Although it has yet to prove itself in the B2C space, it's an idea that is being welcomed for giving consumers more control. "Delivery services that drop off goods at garages and shops offer an extremely strong service," says MM Group's McGowan-Kemp.
"It's a growing area." What services like this give the customer is choice and convenience, and this is what both retailers and customers are striving for.
Waitrose trumped the competition when it partnered with Ocado in January 2002 to provide one-hour home delivery slots for online orders. The service is now available to more than seven million households across the South East and the Midlands with further expansion planned.
Unlike many supermarket chains that pack and deliver from local stores, Ocado has its own warehouse in Hatfield, full of Waitrose products, with regional depots at Rugby and Weybridge. It also has a fleet of 230 vans.
To ensure customers get their groceries on time, Ocado uses a customised yield management software solution, as Jason Gissing, its chief financial officer and co-founder explains. "In the background, while a customer waits for the checkout page to come up, our system works out - based on where they live, what they've bought, and its volume and weight - where our vehicles will be and which will be nearest and have enough space to take that order. This happens every time someone places an order - and we take 4,000-5,000 orders a day. The consumer just sees a number of different slots and when they pick one, if our system knows it can get to them then, it will accept it.
"The beauty of doing it on a dynamic basis is that we're only promising a delivery slot we know we can get to, because we're checking everything behind the scenes - along with the weight and volume of each order, the system factors in things like road speeds, the time of year and day, and traffic speed."
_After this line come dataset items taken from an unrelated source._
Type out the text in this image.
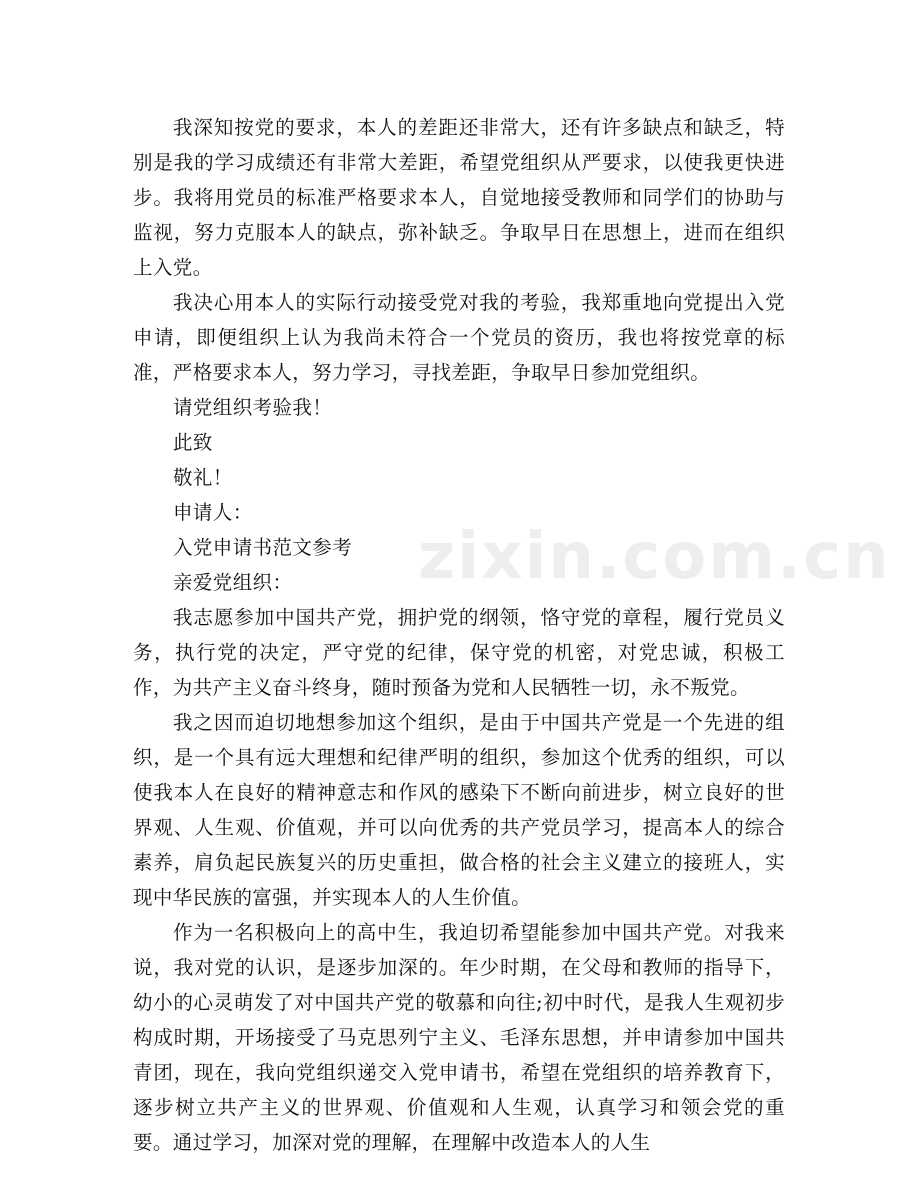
zixin.com.cn

我深知按党的要求，本人的差距还非常大，还有许多缺点和缺乏，特别是我的学习成绩还有非常大差距，希望党组织从严要求，以使我更快进步。我将用党员的标准严格要求本人，自觉地接受教师和同学们的协助与监视，努力克服本人的缺点，弥补缺乏。争取早日在思想上，进而在组织上入党。

我决心用本人的实际行动接受党对我的考验，我郑重地向党提出入党申请，即便组织上认为我尚未符合一个党员的资历，我也将按党章的标准，严格要求本人，努力学习，寻找差距，争取早日参加党组织。

请党组织考验我！

此致

敬礼！

申请人：

入党申请书范文参考

亲爱党组织：

我志愿参加中国共产党，拥护党的纲领，恪守党的章程，履行党员义务，执行党的决定，严守党的纪律，保守党的机密，对党忠诚，积极工作，为共产主义奋斗终身，随时预备为党和人民牺牲一切，永不叛党。

我之因而迫切地想参加这个组织，是由于中国共产党是一个先进的组织，是一个具有远大理想和纪律严明的组织，参加这个优秀的组织，可以使我本人在良好的精神意志和作风的感染下不断向前进步，树立良好的世界观、人生观、价值观，并可以向优秀的共产党员学习，提高本人的综合素养，肩负起民族复兴的历史重担，做合格的社会主义建立的接班人，实现中华民族的富强，并实现本人的人生价值。

作为一名积极向上的高中生，我迫切希望能参加中国共产党。对我来说，我对党的认识，是逐步加深的。年少时期，在父母和教师的指导下，幼小的心灵萌发了对中国共产党的敬慕和向往;初中时代，是我人生观初步构成时期，开场接受了马克思列宁主义、毛泽东思想，并申请参加中国共青团，现在，我向党组织递交入党申请书，希望在党组织的培养教育下，逐步树立共产主义的世界观、价值观和人生观，认真学习和领会党的重要。通过学习，加深对党的理解，在理解中改造本人的人生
Gissing doesn't deny that providing a service like this is expensive but says Ocado can do it because it is able to concentrate purely on the delivery side of things: "We choose to run a warehouse and delivery fleet so we don't spend the money associated with creating and running supermarkets. But it does need critical mass to make it work - if you make one delivery, it's expensive; if you make 15, you can share cost across all 15."